For a game, I'm trying to calculate a reasonable simulation of a human body on a trampoline. It seems to me that there are two phases to consider once the body has contacted the trampoline: the deceleration of the body once it has contacted the surface, which gets stored as potential energy in the trampoline, and then the combination of the release of that potential energy once the body has reached the nadir plus any extra force that body might apply (assuming he has bent his knees prior to that point).
I'm interested in understanding the interaction between the trampoline's storage and release of energy and the body's own contribution (addition) to that energy with its own kinetic energy.
CLARIFICATION: In short, I want to know when the best time to crouch is (pull your knees up) and when the best time to release (jump) is. Anyone who's been on a trampoline knows you can get better height by crouching and jumping at the right time - you can also bring yourself to a complete stop by crouching and jumping at different times. I can't seem to find anything documented though about what these times actually are. Since I couldn't find the information from the sports / athletics side, I thought I'd come over here to the physics side and see if anyone knew.
I'm surely not being very clear, which only further reveals my own shortcomings in this matter. Any guidance would be appreciated. I understand that this forum typically operates at a much higher level than what I'm looking for, but I thought I'd ask here, since this is where the great minds seem to gather.
EDIT I can very easily do a "good enough" simulation of a mass "bouncing"off the trampoline by taking its incoming velocity and simply inverting it and multiplying by an arbitrary restitution amount to simulate the springiness of the material. Nothing more complicated really need from the perspective of a game.
The part that's killing me is getting the body to continue moving past the plane of the trampoline while decelerating to 0 and then accelerate again up to final "release velocity". The part that baffles me is the part that happens between the time the body touches the material to the time it leaves contact, taking into account any additional force added by the person through his legs (I've decided not to model any additional lift sure to arm motion etc, to keep both the simulation and the user controls thereof straightforward).
SECOND EDIT I've read through the answers here and they're very good! And surprisingly, I seem to be following about 75% of it.
The challenge I'm having is that I'm principally interested in Velocity, rather than Energy, even though it's obviously energy that is behind all of this.

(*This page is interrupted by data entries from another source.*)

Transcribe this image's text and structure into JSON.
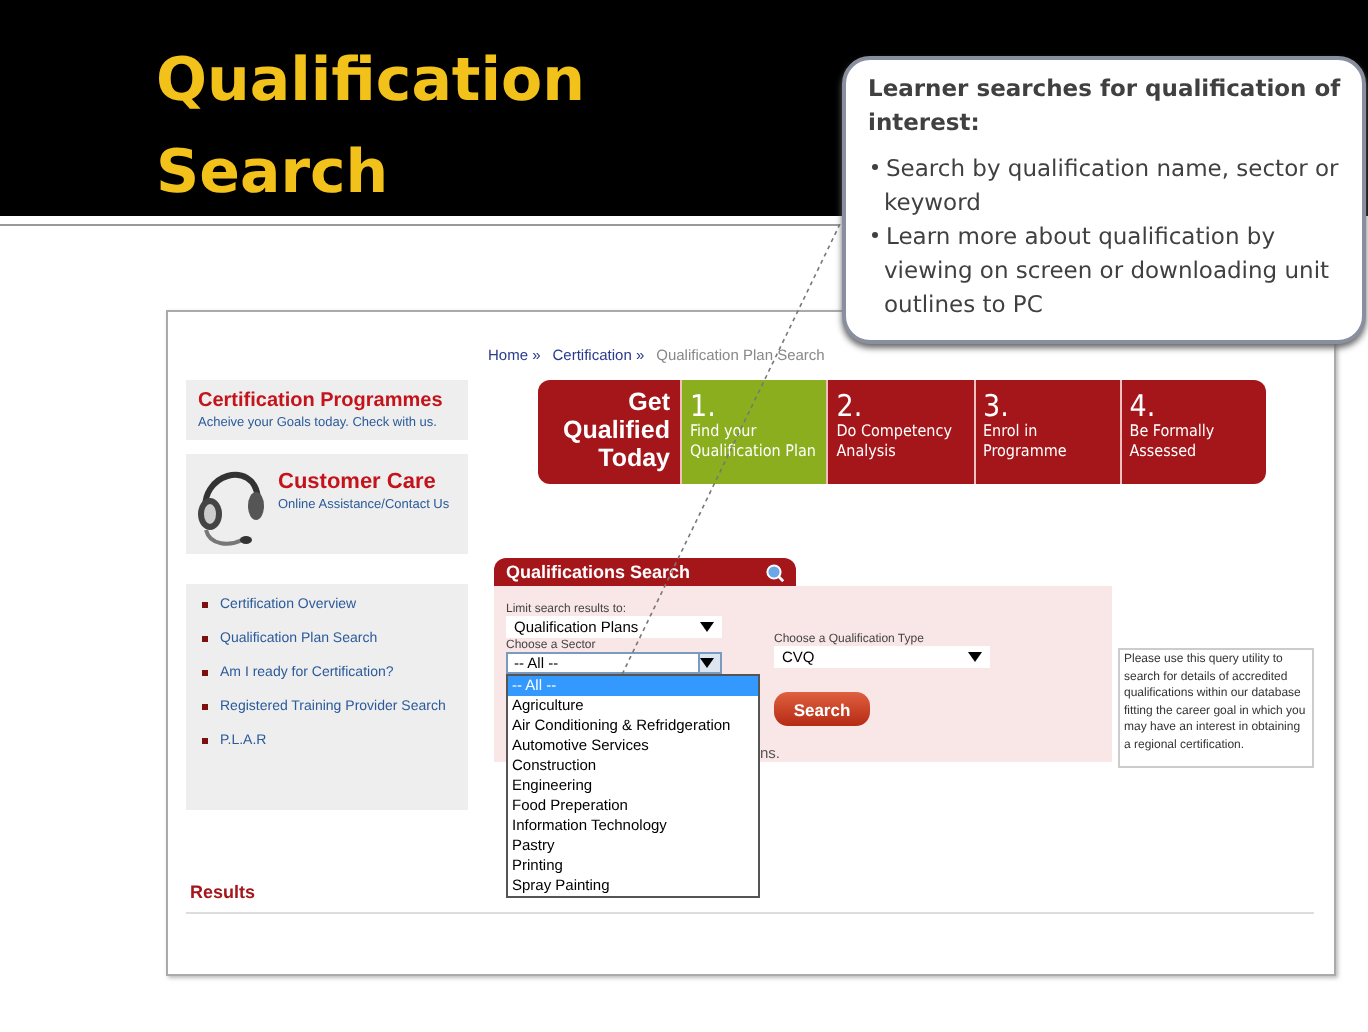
{
  "slide": {
    "title": "Qualification Search"
  },
  "callout": {
    "heading": "Learner searches for qualification of interest:",
    "bullets": [
      "Search by qualification name, sector or keyword",
      "Learn more about qualification by viewing on screen or downloading unit outlines to PC"
    ]
  },
  "breadcrumb": [
    {
      "label": "Home »",
      "current": false
    },
    {
      "label": "Certification »",
      "current": false
    },
    {
      "label": "Qualification Plan Search",
      "current": true
    }
  ],
  "sidebar": {
    "promo": {
      "title": "Certification Programmes",
      "subtitle": "Acheive your Goals today. Check with us."
    },
    "customer_care": {
      "title": "Customer Care",
      "link": "Online Assistance/Contact Us"
    },
    "nav_links": [
      "Certification Overview",
      "Qualification Plan Search",
      "Am I ready for Certification?",
      "Registered Training Provider Search",
      "P.L.A.R"
    ]
  },
  "steps_banner": {
    "intro": "Get Qualified Today",
    "steps": [
      {
        "number": "1.",
        "label": "Find your Qualification Plan",
        "selected": true
      },
      {
        "number": "2.",
        "label": "Do Competency Analysis",
        "selected": false
      },
      {
        "number": "3.",
        "label": "Enrol in Programme",
        "selected": false
      },
      {
        "number": "4.",
        "label": "Be Formally Assessed",
        "selected": false
      }
    ]
  },
  "search": {
    "title": "Qualifications Search",
    "limit_label": "Limit search results to:",
    "limit_value": "Qualification Plans",
    "sector_label": "Choose a Sector",
    "sector_value": "-- All --",
    "sector_options": [
      {
        "label": "-- All --",
        "selected": true
      },
      {
        "label": "Agriculture",
        "selected": false
      },
      {
        "label": "Air Conditioning & Refridgeration",
        "selected": false
      },
      {
        "label": "Automotive Services",
        "selected": false
      },
      {
        "label": "Construction",
        "selected": false
      },
      {
        "label": "Engineering",
        "selected": false
      },
      {
        "label": "Food Preperation",
        "selected": false
      },
      {
        "label": "Information Technology",
        "selected": false
      },
      {
        "label": "Pastry",
        "selected": false
      },
      {
        "label": "Printing",
        "selected": false
      },
      {
        "label": "Spray Painting",
        "selected": false
      }
    ],
    "type_label": "Choose a Qualification Type",
    "type_value": "CVQ",
    "button": "Search",
    "hint_fragment": "ns."
  },
  "info_text": "Please use this query utility to search for details of accredited qualifications within our database fitting the career goal in which you may have an interest in obtaining a regional certification.",
  "results_heading": "Results"
}
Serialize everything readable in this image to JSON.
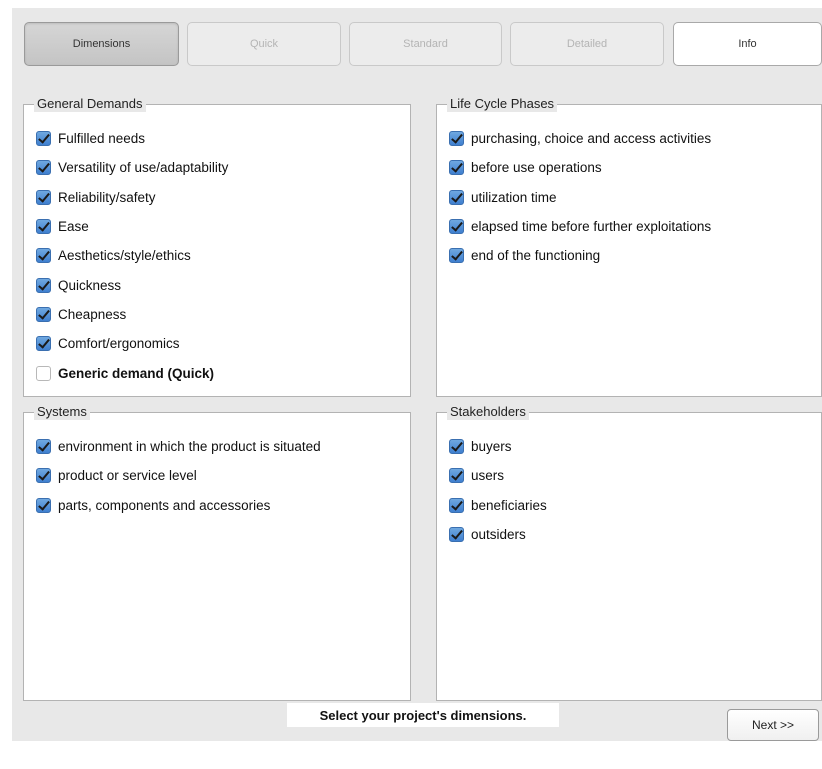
{
  "tabs": [
    {
      "label": "Dimensions",
      "state": "active"
    },
    {
      "label": "Quick",
      "state": "disabled"
    },
    {
      "label": "Standard",
      "state": "disabled"
    },
    {
      "label": "Detailed",
      "state": "disabled"
    },
    {
      "label": "Info",
      "state": "normal"
    }
  ],
  "panels": {
    "general_demands": {
      "title": "General Demands",
      "items": [
        {
          "label": "Fulfilled needs",
          "checked": true
        },
        {
          "label": "Versatility of use/adaptability",
          "checked": true
        },
        {
          "label": "Reliability/safety",
          "checked": true
        },
        {
          "label": "Ease",
          "checked": true
        },
        {
          "label": "Aesthetics/style/ethics",
          "checked": true
        },
        {
          "label": "Quickness",
          "checked": true
        },
        {
          "label": "Cheapness",
          "checked": true
        },
        {
          "label": "Comfort/ergonomics",
          "checked": true
        },
        {
          "label": "Generic demand (Quick)",
          "checked": false
        }
      ]
    },
    "life_cycle_phases": {
      "title": "Life Cycle Phases",
      "items": [
        {
          "label": "purchasing, choice and access activities",
          "checked": true
        },
        {
          "label": "before use operations",
          "checked": true
        },
        {
          "label": "utilization time",
          "checked": true
        },
        {
          "label": "elapsed time before further exploitations",
          "checked": true
        },
        {
          "label": "end of the functioning",
          "checked": true
        }
      ]
    },
    "systems": {
      "title": "Systems",
      "items": [
        {
          "label": "environment in which the product is situated",
          "checked": true
        },
        {
          "label": "product or service level",
          "checked": true
        },
        {
          "label": "parts, components and accessories",
          "checked": true
        }
      ]
    },
    "stakeholders": {
      "title": "Stakeholders",
      "items": [
        {
          "label": "buyers",
          "checked": true
        },
        {
          "label": "users",
          "checked": true
        },
        {
          "label": "beneficiaries",
          "checked": true
        },
        {
          "label": "outsiders",
          "checked": true
        }
      ]
    }
  },
  "footer": {
    "status": "Select your project's dimensions.",
    "next_label": "Next >>"
  },
  "colors": {
    "window_bg": "#e8e8e8",
    "checkbox_accent": "#4a8bd6"
  }
}
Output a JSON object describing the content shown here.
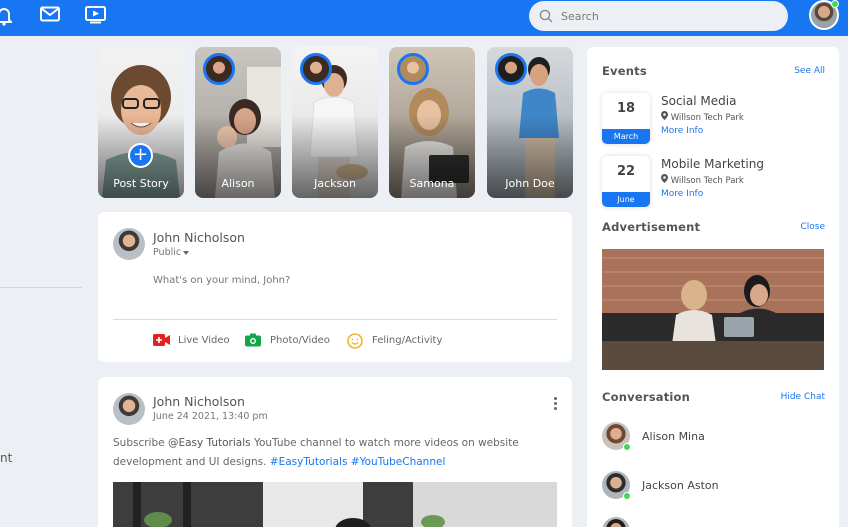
{
  "topbar": {
    "search_placeholder": "Search",
    "icons": [
      "bell-icon",
      "mail-icon",
      "video-icon",
      "search-icon"
    ],
    "accent": "#1876f2"
  },
  "left": {
    "partial_text": "nt"
  },
  "stories": [
    {
      "label": "Post Story"
    },
    {
      "label": "Alison"
    },
    {
      "label": "Jackson"
    },
    {
      "label": "Samona"
    },
    {
      "label": "John Doe"
    }
  ],
  "composer": {
    "user": "John Nicholson",
    "privacy": "Public",
    "placeholder": "What's on your mind, John?",
    "actions": [
      {
        "label": "Live Video",
        "icon": "live-video-icon"
      },
      {
        "label": "Photo/Video",
        "icon": "camera-icon"
      },
      {
        "label": "Feling/Activity",
        "icon": "smile-icon"
      }
    ]
  },
  "post": {
    "user": "John Nicholson",
    "time": "June 24 2021, 13:40 pm",
    "text_before": "Subscribe ",
    "mention": "@Easy Tutorials",
    "text_after": " YouTube channel to watch more videos on website development and UI designs. ",
    "tag1": "#EasyTutorials",
    "tag2": "#YouTubeChannel"
  },
  "sidebar": {
    "events_title": "Events",
    "see_all": "See All",
    "events": [
      {
        "day": "18",
        "month": "March",
        "title": "Social Media",
        "place": "Willson Tech Park",
        "more": "More Info"
      },
      {
        "day": "22",
        "month": "June",
        "title": "Mobile Marketing",
        "place": "Willson Tech Park",
        "more": "More Info"
      }
    ],
    "ad_title": "Advertisement",
    "ad_close": "Close",
    "conv_title": "Conversation",
    "hide_chat": "Hide Chat",
    "contacts": [
      {
        "name": "Alison Mina"
      },
      {
        "name": "Jackson Aston"
      }
    ],
    "online_color": "#41db51"
  }
}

Every 30th of a second (every "step") I need to know the velocity of the body so that I can plot its new position. It's really easy to plot the position of the body once it has left "contact": starting at some arbitrary position and velocity, v = v + g, y = y + v. See, it's a very different way of representing the same facts when you're dealing with visual graphics than physics equations.
So now y = the plane of the trampoline. v = v * c, where 'c' is a factor of how far the springs will compress, less than 1. y = y + v until v approaches 0 at which point we start the "bounce back". Here I suppose v = v * (1/c) * s, where 's' represents whatever factor of 'loss' we want to simulate so that we don't get 100% bounce back. Once y > the plane of the trampoline, we can then forget the more complicated stuff and go back to letting gravity take over.
Obviously this whole bit ignores mass, which is unfortunate, but I have to keep it simple for now. The "mass" factor gets rolled into the numbers for 's' and 'c' that I fudge until it 'feels' right.
Okay, now that you guys have stopped shuddering in utter horror at this wishy-washy approach, the bit I'm trying to figure out is the part about the human body bending his legs and then performing the jumping motion to add his force to the rebound of the trampoline.
It seems to me, having spent a little time on a trampoline, that you can jump at the right time and at the wrong time.
So, from a physics perspective, when is the optimal time to crouch? When is the optimal time to jump / release?